State could look again at DNA collection

Staff writerJune 3, 2013 

Don’t expect more DNA collection by police in Washington state anytime soon, despite Monday’s U.S. Supreme Court ruling giving law enforcement wider latitude in obtaining samples from people when they are arrested.

The state’s constitution, specifically Article 1, Section 7, offers Washingtonians more protections against searches of their persons and personal effects than even the U.S. Constitution.

State lawmakers would need to pass legislation to ease those protections before local law enforcement agencies could begin collecting DNA samples from people arrested as part of a criminal investigation, Pierce County Prosecutor Mark Lindquist said.

State law allows authorities to collect DNA from people once they are convicted of a felony, and law enforcement officers have the option of seeking a search warrant, which a judge must approve, to collect DNA from an individual accused of a crime.

But local police do not have the authority now to collect a DNA sample when a person is arrested.

An attempt to change that was made in January 2012.

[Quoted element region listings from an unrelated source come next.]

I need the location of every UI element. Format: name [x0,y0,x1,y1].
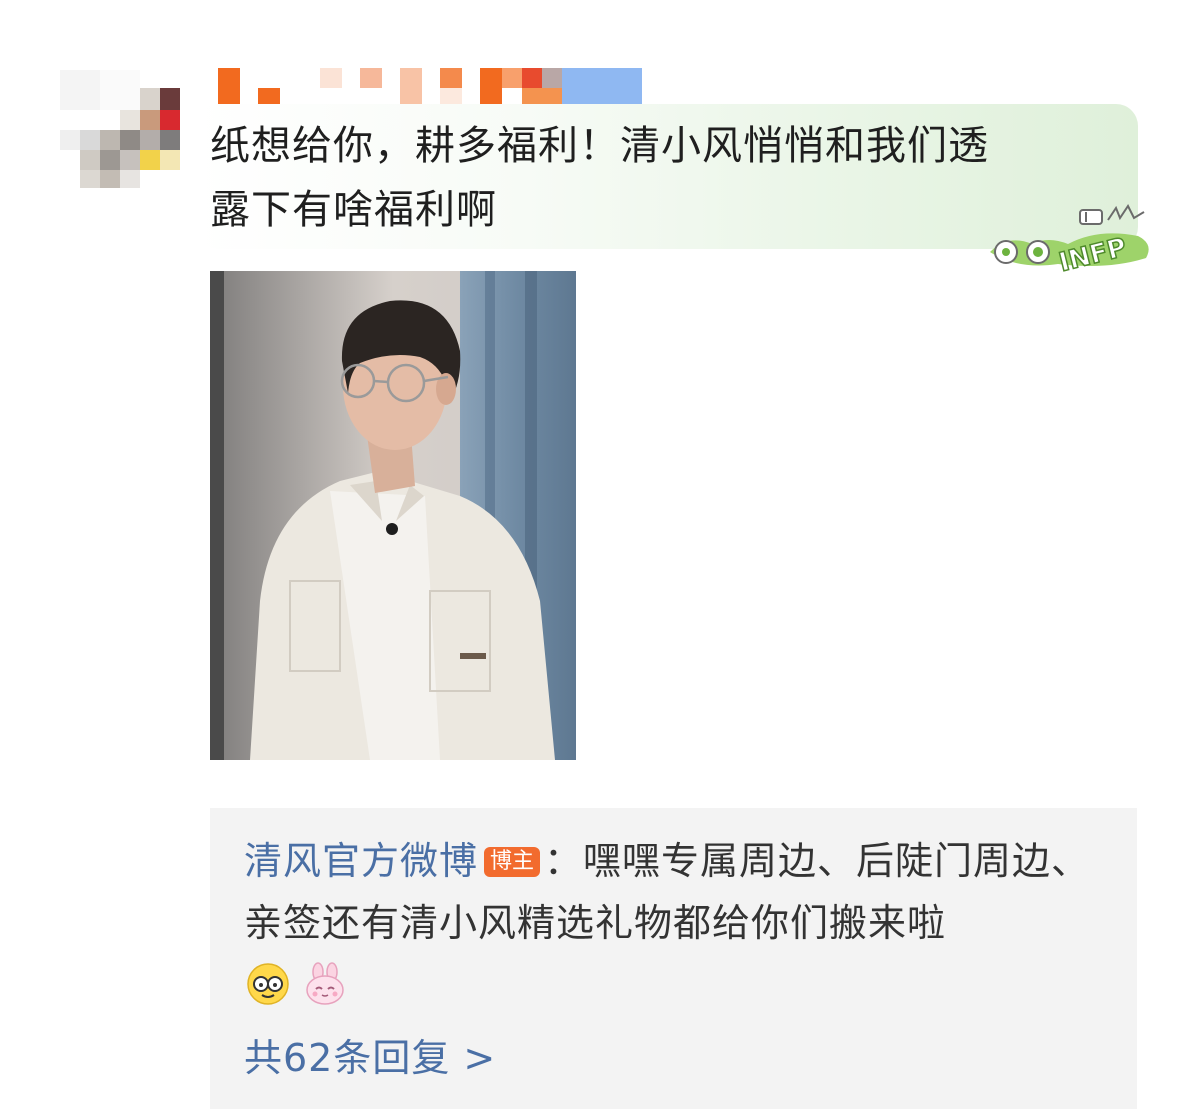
infp-badge-icon: INFP [988,200,1158,279]
reply-emoji-row [246,962,355,1006]
view-all-replies-link[interactable]: 共62条回复 > [244,1030,496,1086]
author-tag-badge: 博主 [484,847,541,877]
username[interactable] [218,68,643,106]
pink-bunny-emoji-icon [303,962,347,1006]
avatar[interactable] [60,70,180,188]
glasses-face-emoji-icon [246,962,290,1006]
reply-author-link[interactable]: 清风官方微博 [244,839,478,883]
reply-item[interactable]: 清风官方微博 博主 ：嘿嘿专属周边、后陡门周边、亲签还有清小风精选礼物都给你们搬来啦 [244,830,1114,954]
comment-text-line2: 露下有啥福利啊 [210,187,497,233]
comment-text-line1: 纸想给你，耕多福利！清小风悄悄和我们透 [210,123,989,169]
comment-text: 纸想给你，耕多福利！清小风悄悄和我们透 露下有啥福利啊 [210,114,1110,242]
post-photo[interactable] [210,271,576,760]
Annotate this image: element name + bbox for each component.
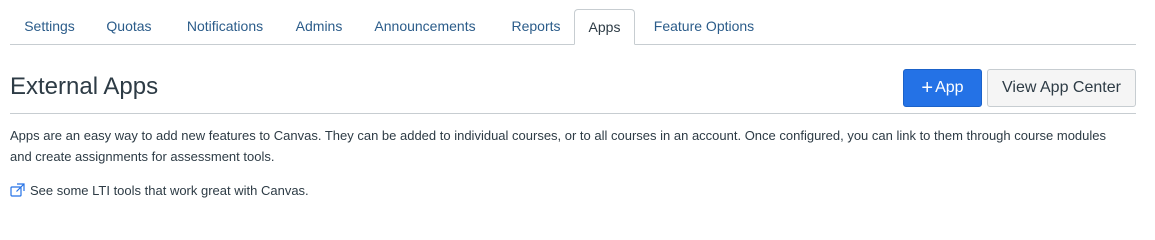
plus-icon: + — [921, 77, 934, 99]
page-title: External Apps — [10, 73, 159, 100]
lti-tools-link[interactable]: See some LTI tools that work great with … — [10, 181, 309, 201]
view-app-center-button[interactable]: View App Center — [987, 69, 1136, 107]
account-settings-tabs: Settings Quotas Notifications Admins Ann… — [10, 9, 1136, 45]
tab-settings[interactable]: Settings — [10, 9, 89, 44]
tab-apps[interactable]: Apps — [574, 9, 635, 45]
tab-admins[interactable]: Admins — [283, 9, 355, 44]
add-app-button-label: App — [935, 79, 964, 96]
header-divider — [10, 113, 1136, 114]
apps-description: Apps are an easy way to add new features… — [10, 128, 1107, 164]
lti-tools-link-label: See some LTI tools that work great with … — [30, 183, 309, 198]
tab-announcements[interactable]: Announcements — [357, 9, 493, 44]
tab-reports[interactable]: Reports — [495, 9, 577, 44]
tab-feature-options[interactable]: Feature Options — [639, 9, 769, 44]
view-app-center-label: View App Center — [1002, 79, 1121, 96]
tab-quotas[interactable]: Quotas — [91, 9, 167, 44]
external-link-icon — [10, 183, 26, 197]
add-app-button[interactable]: + App — [903, 69, 982, 107]
tab-notifications[interactable]: Notifications — [169, 9, 281, 44]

Then-Rep. Jeannie Darneille, now a Democratic state senator from Tacoma, introduced legislation that would have allowed Washington law enforcement agencies to collect DNA from people who were arrested for a felony or gross misdemeanor if a judge found probable cause for the case to go forward.

The bill, which failed, would have allowed a person later acquitted or not formally charged to petition to have his or her DNA sample removed from the state database.

Lindquist said he thinks Monday’s Supreme Court action might renew interest in similar legislation in Washington state.

“It does open the door,” said Lindquist, who said he would support such a law.